Korean Patent No. KR20000042710A discloses a regenerative burner is provided to save the energy. Combustion gas is sufficiently circulated inside the ladle by using a high velocity nozzle-mixing type burner. The K20000042710A system suffers from the drawback that the combustion only utilizes air-fuel combustion, which has reduced flame temperature and increased NOx production.
U.S. Patent Application Publication US20090220900, which is a divisional application of U.S. Pat. No. 7,549,858, both of which are hereby incorporated by reference in their entirety, discloses heating provided by a burner that combusts a hydrocarbon fuel which can be provided at a sequence of different heat transfer rates by adjusting the total oxygen concentration of oxidant streams fed to the burner. However, the impact of the burner on the air ingress into the heating vessel is not considered by the US20090220900.
Belgium Patent Publication No. BE901913A, which is hereby incorporated by reference in its entirety, discloses a ladle heating system that involves the use of a fixed hood to which the ladles are moved into position. The fixed hood is provided with a burner in its upper section and a waste gas outlet in its lower section. Burnt gases are circulated in the ladle at relatively high speed to ensure uniform heating. Heat in the waste gases is recovered by means of either a recuperative or a regenerative system enabling combustion air and possibly combustion gas to be preheated.

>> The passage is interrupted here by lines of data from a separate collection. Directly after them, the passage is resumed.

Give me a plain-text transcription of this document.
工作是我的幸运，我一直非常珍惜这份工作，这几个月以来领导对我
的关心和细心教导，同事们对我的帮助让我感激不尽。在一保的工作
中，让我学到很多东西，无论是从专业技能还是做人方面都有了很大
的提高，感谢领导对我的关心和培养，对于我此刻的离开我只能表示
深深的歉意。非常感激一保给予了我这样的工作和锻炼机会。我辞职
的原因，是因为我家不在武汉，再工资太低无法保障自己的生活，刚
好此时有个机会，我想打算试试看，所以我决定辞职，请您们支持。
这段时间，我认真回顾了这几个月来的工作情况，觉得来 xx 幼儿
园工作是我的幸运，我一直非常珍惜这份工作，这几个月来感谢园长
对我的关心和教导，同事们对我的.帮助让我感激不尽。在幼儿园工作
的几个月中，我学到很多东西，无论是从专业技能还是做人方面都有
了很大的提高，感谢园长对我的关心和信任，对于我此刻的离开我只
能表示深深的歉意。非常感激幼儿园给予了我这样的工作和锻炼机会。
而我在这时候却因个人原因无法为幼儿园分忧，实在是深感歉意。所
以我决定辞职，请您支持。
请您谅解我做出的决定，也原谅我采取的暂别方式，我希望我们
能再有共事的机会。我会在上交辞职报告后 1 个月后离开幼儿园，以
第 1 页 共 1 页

The BE901913A Publication suffers from the drawback that air ingress is not prevented, which reduces flame temperature and increases NOx production.
Flameless combustion is a combustion technology wherein the reactants for combustion are highly diluted before they mix and react. Flameless combustion is typically utilized when NOx control is desired. The reactants usually are diluted by entraining combustion products before the combustion reactions occur. This mode of combustion typically occurs when the oxidizing gas is diluted to a level below 17% oxygen, wherein the flame front disappears and the fuel oxidizes in a flameless fashion. The key to this technology is the maintenance of the furnace temperature above the auto-ignition temperature of the fuel or the use of a highly-robust flame stabilizer. This type of combustion is usually characterized by high jet momentum and a large combustion volume. Flameless combustion can alternatively be referred to as spacious or distributed combustion.
There is a need in the metals industries for heating methods and systems for enclosed spaces, such as ladle and furnace heating that reduce or eliminate air ingress. These needs are addressed by the embodiments of the present invention as described below and defined by the claims that follow.